Its not been bug with Unicode character or TextElementEnumerator Class, As specific to the lanaguage (Tamil)
letter made by any Tamil consonants followed by visual glyph
for eg- க -\u0b95 ெ -\u0bc6 ள -\u0bb3
form Tamil character 'கெள' while its seems similar to formation of visual glyph
க -\u0b95 ௌ-\u0bcc
and its right form to solution. hence before enumerating Tamil character we have replace irregular formation of character.
As with rule of Tamil Grammar (ஔகாரக் குறுக்கம்) the visual glyph (ௌ) will come as starting letter of a word.

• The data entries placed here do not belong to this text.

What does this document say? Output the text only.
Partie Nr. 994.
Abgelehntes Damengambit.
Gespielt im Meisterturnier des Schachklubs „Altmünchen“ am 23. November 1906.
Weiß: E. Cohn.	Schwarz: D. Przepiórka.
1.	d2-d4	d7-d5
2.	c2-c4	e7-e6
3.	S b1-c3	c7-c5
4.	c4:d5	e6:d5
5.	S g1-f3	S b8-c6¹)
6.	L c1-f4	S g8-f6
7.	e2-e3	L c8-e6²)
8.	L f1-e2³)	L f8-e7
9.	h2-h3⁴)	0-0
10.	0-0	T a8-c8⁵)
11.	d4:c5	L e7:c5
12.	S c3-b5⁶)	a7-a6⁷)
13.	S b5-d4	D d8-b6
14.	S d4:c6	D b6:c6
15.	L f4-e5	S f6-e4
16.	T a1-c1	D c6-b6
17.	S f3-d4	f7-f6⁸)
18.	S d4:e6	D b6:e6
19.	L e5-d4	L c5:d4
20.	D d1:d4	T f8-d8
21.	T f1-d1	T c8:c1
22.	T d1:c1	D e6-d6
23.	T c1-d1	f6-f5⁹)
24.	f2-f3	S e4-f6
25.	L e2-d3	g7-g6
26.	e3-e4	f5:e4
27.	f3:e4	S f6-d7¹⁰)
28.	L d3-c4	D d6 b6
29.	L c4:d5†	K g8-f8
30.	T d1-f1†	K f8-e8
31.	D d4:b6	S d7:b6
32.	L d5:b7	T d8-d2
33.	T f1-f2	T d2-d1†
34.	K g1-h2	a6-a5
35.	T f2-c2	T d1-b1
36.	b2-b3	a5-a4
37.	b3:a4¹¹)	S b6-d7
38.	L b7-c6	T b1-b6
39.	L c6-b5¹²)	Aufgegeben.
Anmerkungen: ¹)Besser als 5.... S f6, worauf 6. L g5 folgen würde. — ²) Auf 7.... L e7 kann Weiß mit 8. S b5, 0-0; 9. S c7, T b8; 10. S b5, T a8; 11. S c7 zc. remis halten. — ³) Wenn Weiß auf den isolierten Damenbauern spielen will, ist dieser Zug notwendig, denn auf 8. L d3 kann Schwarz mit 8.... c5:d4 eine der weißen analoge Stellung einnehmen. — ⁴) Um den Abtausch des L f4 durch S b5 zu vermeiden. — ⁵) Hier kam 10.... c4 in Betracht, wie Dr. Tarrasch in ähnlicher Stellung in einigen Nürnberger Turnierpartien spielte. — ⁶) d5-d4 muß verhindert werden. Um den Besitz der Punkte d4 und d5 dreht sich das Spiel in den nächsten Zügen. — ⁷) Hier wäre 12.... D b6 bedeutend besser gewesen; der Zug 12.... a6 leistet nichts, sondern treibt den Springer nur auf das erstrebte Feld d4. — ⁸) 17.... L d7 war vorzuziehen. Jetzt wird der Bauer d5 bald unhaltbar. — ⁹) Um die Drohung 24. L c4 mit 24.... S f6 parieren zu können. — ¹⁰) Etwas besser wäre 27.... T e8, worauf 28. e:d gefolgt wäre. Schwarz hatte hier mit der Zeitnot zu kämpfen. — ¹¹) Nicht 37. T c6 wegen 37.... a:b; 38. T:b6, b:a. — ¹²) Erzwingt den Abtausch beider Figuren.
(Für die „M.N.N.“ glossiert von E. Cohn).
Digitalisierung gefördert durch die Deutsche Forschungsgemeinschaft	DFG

so that. the above code is to be should processed as
internal class Program
{
private static void Main()
{
const string unicodetxt1 = "ஊரவர் கெளவை";
List<string> output = Syllabify(unicodetxt1);
Console.WriteLine(output.Count);
const string unicodetxt2 = "கௌவை";
output = Syllabify(unicodetxt2);
Console.WriteLine(output.Count);
}
public static string CheckVisualGlyphPattern(string txt)
{
string[] data = txt.Split(new[] { ' ', '\r', '\n' }, StringSplitOptions.RemoveEmptyEntries);
string list = string.Empty;
var rx = new Regex("^(.*?){1}(\u0bc6){1}(\u0bb3){1}");
foreach (string s in data)
{
var matches = new List<Match>();
string outputs = rx.Replace(s, match =>
{
matches.Add(match);
return string.Format("{0}\u0bcc", match.Groups[1].Value);
});
list += string.Format("{0} ", outputs);
}
return list.Trim();
}
public static List<string> Syllabify(string unicodetext)
{
var processdata = CheckVisualGlyphPattern(unicodetext);
if (string.IsNullOrEmpty(processdata)) return null;
TextElementEnumerator enumerator = StringInfo.GetTextElementEnumerator(processdata);
var data = new List<string>();
while (enumerator.MoveNext())
data.Add(enumerator.Current.ToString());
return data;
}
}
It produce the appropriate visual glyph while enumerating.